Le recours en annulation.
Par ce recours, le requérant demande l’annulation d’un acte d’une institution, d’un organe ou d’un organisme de l’Union (notamment règlement, directive, décision). A la Cour de justice sont réservés les recours formés par un Etat membre contre le Parlement européen et/ou contre le Conseil (sauf pour les actes de ce dernier en matière d’aides d’Etat, de dumping et de compétences d’exécution) ou introduits par une institution de l’Union contre une autre institution.

2°- La procédure écrite et l’audience publique.

A la Cour de justice, chaque affaire est assignée à un juge (« juge rapporteur ») et à un avocat général. La procédure se déroule en deux étapes :

Etape écrite.
Les parties présentent des déclarations écrites à la Cour. Les autorités nationales, les institutions de l’UE et, dans certains cas, des particuliers, peuvent également envoyer des observations.
Toutes ces informations sont résumées par le juge rapporteur, puis examinées lors de la réunion générale des juges et des avocats généraux, qui décide :
- du nombre de juges assignés à l’affaire : 3, 5 ou 15 (soit l’ensemble de la Cour), selon l’importance et la complexité de l’affaire. La plupart des affaires sont entendues par cinq juges. Il est très rare que la Cour statue en plénière sur une affaire ;
- si une audience (étape orale) doit être tenue et si l’avocat général doit rendre des conclusions.

Etape orale : audience publique.
Les avocats des deux parties exposent leurs arguments aux juges et à l’avocat général, qui peuvent les interroger.
Si la Cour a estimé que l’avocat général devait rendre des conclusions, celles-ci sont transmises quelques semaines après l’audience.
A l’issue de cette procédure, les juges délibèrent et rendent leur décision.
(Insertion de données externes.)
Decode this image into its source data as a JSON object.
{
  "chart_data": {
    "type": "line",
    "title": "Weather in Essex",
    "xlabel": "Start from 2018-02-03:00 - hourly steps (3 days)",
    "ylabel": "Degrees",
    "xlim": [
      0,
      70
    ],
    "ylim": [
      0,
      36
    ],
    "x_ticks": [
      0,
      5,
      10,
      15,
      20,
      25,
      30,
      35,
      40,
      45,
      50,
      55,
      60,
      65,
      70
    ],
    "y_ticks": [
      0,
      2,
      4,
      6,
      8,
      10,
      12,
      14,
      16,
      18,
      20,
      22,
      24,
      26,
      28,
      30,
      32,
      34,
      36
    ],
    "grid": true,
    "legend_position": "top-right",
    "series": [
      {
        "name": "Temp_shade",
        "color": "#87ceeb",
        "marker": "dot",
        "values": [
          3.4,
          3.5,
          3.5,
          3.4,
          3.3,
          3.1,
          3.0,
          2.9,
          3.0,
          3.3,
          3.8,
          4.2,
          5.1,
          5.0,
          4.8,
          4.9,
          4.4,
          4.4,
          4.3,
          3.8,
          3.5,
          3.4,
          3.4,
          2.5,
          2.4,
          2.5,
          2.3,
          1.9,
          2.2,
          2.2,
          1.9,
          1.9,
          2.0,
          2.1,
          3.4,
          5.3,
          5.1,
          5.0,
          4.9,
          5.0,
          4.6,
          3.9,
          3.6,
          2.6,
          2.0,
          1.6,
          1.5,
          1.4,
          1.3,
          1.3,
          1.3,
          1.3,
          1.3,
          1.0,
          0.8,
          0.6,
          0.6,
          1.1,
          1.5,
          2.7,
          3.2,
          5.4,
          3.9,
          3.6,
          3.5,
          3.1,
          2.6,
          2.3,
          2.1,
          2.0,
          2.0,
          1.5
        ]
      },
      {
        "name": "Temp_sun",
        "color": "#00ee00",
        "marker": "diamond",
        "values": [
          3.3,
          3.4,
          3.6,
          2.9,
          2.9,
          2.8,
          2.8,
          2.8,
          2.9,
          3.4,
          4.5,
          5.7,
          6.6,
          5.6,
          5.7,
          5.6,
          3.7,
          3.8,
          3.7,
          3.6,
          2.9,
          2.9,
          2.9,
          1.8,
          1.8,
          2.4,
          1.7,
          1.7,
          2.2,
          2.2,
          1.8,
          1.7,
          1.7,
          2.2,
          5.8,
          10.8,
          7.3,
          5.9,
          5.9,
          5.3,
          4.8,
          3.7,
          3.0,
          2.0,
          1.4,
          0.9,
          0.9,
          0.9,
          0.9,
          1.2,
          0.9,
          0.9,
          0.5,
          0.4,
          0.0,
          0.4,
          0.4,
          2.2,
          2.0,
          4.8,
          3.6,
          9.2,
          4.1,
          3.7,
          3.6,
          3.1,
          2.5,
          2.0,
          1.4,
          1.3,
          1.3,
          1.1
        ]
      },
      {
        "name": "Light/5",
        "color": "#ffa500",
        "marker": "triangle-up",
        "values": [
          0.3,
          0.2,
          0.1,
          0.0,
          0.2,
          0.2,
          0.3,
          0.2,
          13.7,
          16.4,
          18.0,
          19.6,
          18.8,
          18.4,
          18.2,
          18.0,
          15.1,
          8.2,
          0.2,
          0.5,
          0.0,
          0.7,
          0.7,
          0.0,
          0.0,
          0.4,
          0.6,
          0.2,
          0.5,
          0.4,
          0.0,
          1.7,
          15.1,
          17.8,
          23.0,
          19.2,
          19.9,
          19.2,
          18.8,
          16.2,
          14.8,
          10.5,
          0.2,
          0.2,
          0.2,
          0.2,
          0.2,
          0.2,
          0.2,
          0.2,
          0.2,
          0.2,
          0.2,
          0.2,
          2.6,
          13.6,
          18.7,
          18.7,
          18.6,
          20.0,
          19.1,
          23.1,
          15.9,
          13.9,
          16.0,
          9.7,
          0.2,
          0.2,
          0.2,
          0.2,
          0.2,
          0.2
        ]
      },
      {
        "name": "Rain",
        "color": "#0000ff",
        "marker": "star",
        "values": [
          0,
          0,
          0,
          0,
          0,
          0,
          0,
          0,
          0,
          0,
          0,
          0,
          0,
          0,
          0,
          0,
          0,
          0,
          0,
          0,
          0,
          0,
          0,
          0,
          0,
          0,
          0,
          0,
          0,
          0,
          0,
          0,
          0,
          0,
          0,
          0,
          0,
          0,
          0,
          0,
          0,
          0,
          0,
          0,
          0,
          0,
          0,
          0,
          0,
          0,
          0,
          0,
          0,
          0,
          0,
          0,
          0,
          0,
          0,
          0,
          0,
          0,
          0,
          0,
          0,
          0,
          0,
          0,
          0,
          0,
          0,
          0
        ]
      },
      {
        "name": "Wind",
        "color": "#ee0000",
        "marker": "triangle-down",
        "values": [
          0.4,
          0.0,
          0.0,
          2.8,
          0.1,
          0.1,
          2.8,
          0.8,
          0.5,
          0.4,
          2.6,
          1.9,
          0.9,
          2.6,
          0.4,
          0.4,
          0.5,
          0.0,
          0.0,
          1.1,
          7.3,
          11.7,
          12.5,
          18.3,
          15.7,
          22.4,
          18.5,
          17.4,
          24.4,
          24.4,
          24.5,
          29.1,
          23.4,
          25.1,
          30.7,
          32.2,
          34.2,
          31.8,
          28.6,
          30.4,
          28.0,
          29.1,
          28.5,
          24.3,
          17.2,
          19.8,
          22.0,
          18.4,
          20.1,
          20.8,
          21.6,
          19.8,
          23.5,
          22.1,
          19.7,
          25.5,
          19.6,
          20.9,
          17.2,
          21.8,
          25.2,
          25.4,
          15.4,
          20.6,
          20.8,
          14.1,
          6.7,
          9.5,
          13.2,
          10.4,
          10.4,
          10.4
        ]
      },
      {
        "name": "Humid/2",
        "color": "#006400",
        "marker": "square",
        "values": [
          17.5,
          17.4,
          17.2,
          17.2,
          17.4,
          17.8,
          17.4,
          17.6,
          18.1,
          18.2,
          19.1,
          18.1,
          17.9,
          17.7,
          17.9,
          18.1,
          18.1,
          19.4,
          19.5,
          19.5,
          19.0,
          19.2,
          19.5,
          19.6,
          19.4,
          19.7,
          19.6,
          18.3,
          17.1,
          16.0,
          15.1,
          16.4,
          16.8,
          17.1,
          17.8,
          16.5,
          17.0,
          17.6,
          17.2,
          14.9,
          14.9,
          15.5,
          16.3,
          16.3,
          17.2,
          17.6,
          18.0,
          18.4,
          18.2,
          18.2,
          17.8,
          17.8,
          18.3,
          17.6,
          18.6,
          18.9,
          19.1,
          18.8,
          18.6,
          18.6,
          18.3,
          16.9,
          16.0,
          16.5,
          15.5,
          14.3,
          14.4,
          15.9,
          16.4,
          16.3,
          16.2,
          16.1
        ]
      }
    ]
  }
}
La procédure d’audience au Tribunal est similaire, si ce n’est que la plupart des affaires sont traitées par trois juges et que les avocats généraux ne remettent pas de conclusions

3°- Les arrêts.

La CJUE rend des arrêts dans les affaires qui lui sont soumises.
Son activité consiste notamment à :

- Interpréter la législation de l’UE (décisions préjudicielles).
Les juridictions nationales doivent veiller à la bonne application de la législation de l’UE, mais il arrive qu’elles l’interprètent différemment. Si une juridiction a un doute à propos de l’interprétation ou de la validité d’un acte législatif européen, elle peut demander des éclaircissements à la Cour. Cette procédure peut également servir à déterminer si une loi ou une pratique nationale est compatible avec la législation de l’UE ;

- Veiller à la bonne application de la législation de l’UE (recours en manquement).
Cette procédure est appliquée lorsqu’un Etat membre ne respecte pas la législation de l’UE. Elle peut être engagée par la commission européenne ou un autre Etat membre. Si le manquement est constaté, le pays en cause doit immédiatement y mettre fin, faute de quoi il risque de faire l’objet d’un second recours et de payer une amende ;

- Annuler des actes législatifs européens (recours en annulation).
S’ils estiment qu’un acte législatif européen enfreint les traités de l’UE ou viole des droits fondamentaux, le Conseil de l’UE, la Commission européenne ou, dans certains cas, le Parlement européen peuvent demander à la Cour de l’annuler ;

Un particulier peut également demander à la Cour d’annuler un acte qui le concerne directement :
- Garantir une action de l’UE (recours en carence).
Le Parlement, le Conseil et la Commission doivent prendre certaines décisions dans certaines circonstances. S’ils ne le font pas, les Etats membres, les autres institutions européennes ou (dans certains cas) des particuliers ou des entreprises peuvent saisir la Cour ;

- Sanctionner les institutions de l’UE (actions en dommages et intérêts).
Toute personne ou entreprise dont les intérêts ont été lésés à la suite de l’action ou de l’inaction de l’UE ou de son personnel peut saisir la Cour.

En pratique :

Les juges délibèrent sur la base d’un projet d’arrêt établi par le juge rapporteur.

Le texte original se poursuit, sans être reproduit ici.